While an atheist and after becoming a member of the American Communist Party, she met and married her first husband and father of her two sons, William Lindsay Gresham, in 1942. After a troubled marriage, and following her conversion to Christianity, they divorced and she left America to travel to England with her sons.
Davidman published her best known work, Smoke on the Mountain: An Interpretation of the Ten Commandments, in 1954 with a preface by C. S. Lewis. Lewis influenced her work and conversion, and became her second husband after her permanent relocation to England in 1956. She died from metastatic carcinoma involving the bones in 1960.

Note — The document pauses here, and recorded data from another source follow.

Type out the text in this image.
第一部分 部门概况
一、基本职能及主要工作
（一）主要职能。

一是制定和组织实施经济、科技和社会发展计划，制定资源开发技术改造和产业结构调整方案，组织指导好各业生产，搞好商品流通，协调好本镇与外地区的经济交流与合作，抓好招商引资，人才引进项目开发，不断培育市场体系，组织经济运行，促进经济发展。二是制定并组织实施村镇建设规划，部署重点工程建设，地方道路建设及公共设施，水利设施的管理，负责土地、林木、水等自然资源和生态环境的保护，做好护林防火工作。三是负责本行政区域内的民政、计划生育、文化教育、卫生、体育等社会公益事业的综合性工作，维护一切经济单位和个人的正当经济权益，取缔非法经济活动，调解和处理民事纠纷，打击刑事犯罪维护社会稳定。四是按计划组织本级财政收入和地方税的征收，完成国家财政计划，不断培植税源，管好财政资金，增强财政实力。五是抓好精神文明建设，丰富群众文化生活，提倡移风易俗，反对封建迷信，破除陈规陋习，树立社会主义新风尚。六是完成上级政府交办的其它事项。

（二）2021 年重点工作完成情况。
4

The relationship that developed between Davidman and Lewis has been featured in a television BBC film, a stage play, and a theatrical film named Shadowlands. Lewis published A Grief Observed under a pseudonym in 1961, from notebooks he kept after his wife's death revealing his immense grief and a period of questioning God.
Helen Joy Davidman was born on 18 April 1915 into a secular middle-class Jewish family in New York City, of Polish and Ukrainian background. Her parents, Joseph Davidman and Jeanette Spivack (married 1909), arrived in America in the late 19th century. Davidman grew up in the Bronx with her younger brother, Howard, and with both parents employed, even during the Great Depression. She was provided with a good education, piano lessons and family vacation trips. Davidman wrote in 1951: "I was a well-brought-up, right-thinking child of materialism... I was an atheist and the daughter of an atheist".